Un étrange spectacle l’attendait. Un vaste caravansérail de marginaux se dressait sur les quais, au pied des arbres et des bosquets, autour de braseros, de feux de bois improvisés. Ils étaient là, les barjots, les foutraques, les béquillards, les culs-de-jatte, les vide-goussets, toute la lie de la capitale.
Paris, l’été, est un décor de théâtre déserté. Si un conquérant voulait s’emparer de la capitale, il lui suffirait de masser des troupes le 1er août porte d’Orléans et porte de la Chapelle et d’entrer tranquillement dans une ville morte.
Quand les médecins déshabillèrent Antonin et qu’ils l’eurent pelé tel un oignon, ôtant avec des pinces les guenilles qui le composaient, prenant soin de ne pas arracher un lambeau d’épiderme avec un maillot ou une chaussette, ils découvrirent un écorché vif à la peau constellée de crevasses, de ravines. Ses cheveux épais et longs étaient colonisés par les poux si nombreux qu’ils se gênaient les uns les autres. Il dégageait une telle odeur de putréfaction que les soignants durent endosser un masque. D’autres corpuscules avaient élu domicile dans ses parties pileuses, morpions sous les aisselles et dans les plis de l’aine, puces sur ses jambes, gale sur le torse. Le pubis avait été nettoyé sous les mandibules de ces petites bêtes qui avaient tondu les poils. Son grand corps n’était qu’une plaie grouillante de vers, de crabes miniatures : toute cette poussière vivait sur sa carcasse, créait un mouvement brownien de coléoptères, asticots et autres phénomènes à poils, pinces et crocs. Les médecins furent saisis par cette pullulation et prirent des dizaines de clichés avant d’entamer les soins.
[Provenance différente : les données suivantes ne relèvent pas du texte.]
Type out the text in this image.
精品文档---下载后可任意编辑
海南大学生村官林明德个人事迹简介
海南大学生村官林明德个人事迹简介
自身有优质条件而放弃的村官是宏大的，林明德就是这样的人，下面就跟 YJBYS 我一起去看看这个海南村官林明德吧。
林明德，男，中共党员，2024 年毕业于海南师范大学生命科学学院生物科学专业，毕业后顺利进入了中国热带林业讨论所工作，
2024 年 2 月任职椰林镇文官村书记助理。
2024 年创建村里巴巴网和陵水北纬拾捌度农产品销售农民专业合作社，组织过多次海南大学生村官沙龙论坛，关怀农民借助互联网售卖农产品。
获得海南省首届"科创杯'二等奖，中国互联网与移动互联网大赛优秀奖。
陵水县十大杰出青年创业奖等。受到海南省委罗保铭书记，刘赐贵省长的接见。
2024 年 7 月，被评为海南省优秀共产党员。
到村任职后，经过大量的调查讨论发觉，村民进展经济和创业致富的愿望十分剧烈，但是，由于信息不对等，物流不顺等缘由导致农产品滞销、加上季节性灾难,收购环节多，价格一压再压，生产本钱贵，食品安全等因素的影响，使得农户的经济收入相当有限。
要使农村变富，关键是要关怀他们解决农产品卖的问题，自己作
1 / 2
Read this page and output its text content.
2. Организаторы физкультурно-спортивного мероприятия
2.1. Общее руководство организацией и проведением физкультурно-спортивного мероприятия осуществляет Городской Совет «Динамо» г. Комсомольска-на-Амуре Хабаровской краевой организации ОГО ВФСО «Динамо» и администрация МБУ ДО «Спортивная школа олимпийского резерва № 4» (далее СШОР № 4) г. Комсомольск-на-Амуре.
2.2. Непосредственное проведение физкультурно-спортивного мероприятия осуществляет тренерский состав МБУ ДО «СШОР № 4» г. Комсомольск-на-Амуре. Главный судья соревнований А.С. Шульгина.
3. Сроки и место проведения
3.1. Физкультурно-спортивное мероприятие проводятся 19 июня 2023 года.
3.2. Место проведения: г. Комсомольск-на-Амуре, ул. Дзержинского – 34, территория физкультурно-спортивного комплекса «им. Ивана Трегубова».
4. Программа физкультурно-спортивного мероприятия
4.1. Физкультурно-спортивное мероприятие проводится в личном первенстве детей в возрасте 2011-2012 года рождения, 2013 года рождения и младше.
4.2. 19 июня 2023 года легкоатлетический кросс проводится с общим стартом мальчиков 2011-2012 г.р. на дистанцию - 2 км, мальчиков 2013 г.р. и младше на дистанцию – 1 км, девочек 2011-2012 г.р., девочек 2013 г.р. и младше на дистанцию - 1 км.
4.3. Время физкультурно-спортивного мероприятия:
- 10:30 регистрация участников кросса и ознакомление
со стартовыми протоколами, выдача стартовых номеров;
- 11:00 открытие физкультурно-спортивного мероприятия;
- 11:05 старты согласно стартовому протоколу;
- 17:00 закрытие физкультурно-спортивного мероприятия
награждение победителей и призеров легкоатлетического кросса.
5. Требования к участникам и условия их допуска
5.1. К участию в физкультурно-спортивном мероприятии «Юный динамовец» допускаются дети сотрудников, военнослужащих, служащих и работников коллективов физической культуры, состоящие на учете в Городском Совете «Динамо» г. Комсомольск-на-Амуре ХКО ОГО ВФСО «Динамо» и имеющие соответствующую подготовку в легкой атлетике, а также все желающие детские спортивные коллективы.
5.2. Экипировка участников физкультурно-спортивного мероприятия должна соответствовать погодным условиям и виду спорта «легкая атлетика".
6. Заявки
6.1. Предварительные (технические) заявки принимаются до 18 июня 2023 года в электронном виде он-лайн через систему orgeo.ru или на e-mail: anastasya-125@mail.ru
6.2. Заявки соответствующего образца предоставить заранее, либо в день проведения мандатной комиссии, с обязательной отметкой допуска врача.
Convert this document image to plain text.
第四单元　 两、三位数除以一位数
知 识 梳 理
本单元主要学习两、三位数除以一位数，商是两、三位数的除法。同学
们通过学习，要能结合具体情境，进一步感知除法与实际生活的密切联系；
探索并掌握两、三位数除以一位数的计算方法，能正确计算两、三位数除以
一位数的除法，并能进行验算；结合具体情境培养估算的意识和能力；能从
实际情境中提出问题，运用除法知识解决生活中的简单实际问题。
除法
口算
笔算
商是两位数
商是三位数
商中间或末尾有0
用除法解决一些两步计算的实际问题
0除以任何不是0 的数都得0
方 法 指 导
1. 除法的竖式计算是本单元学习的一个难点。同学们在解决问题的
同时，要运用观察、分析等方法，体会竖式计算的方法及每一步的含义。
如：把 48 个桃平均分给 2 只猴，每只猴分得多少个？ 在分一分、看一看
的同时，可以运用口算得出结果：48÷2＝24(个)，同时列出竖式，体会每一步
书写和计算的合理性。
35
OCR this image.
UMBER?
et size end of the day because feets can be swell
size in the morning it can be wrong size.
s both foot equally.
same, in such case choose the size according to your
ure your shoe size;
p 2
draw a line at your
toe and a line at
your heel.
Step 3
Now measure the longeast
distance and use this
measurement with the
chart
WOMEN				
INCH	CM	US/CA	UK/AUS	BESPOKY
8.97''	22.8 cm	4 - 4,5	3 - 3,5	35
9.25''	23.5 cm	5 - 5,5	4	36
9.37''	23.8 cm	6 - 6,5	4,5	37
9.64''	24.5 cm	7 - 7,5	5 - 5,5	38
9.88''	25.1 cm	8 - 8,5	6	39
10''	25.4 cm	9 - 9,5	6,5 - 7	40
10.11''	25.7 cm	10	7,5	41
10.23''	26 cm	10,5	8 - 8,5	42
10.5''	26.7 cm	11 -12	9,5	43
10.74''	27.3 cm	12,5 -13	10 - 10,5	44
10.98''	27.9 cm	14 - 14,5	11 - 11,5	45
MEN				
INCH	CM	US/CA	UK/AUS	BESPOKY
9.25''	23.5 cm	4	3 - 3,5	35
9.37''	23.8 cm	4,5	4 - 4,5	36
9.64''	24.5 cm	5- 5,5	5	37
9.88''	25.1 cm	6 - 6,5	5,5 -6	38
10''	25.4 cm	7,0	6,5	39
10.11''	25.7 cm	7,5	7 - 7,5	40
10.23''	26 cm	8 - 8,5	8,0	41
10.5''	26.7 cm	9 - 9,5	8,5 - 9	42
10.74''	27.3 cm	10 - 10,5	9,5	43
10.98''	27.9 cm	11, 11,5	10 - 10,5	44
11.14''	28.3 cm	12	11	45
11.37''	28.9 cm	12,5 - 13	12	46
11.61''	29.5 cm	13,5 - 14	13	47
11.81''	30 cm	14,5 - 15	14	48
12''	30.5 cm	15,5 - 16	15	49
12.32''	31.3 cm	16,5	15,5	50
Assez vite, les émanations putrides le découragèrent : il avait l’impression de barboter dans la fosse d’aisances des Parisiens. Affolé par ce labyrinthe, il ressortit au grand air par le pont de l’Alma, ouvert aux visiteurs, et se faufila entre deux groupes. Il fut recraché par l’intestin gigantesque de Paris comme ce qu’il était : une excrétion nauséabonde. Il était devenu un être hirsute, fétide, laissant derrière lui une odeur de cadavre.
La prison aurait pu le sauver, la remise en liberté l’acheva.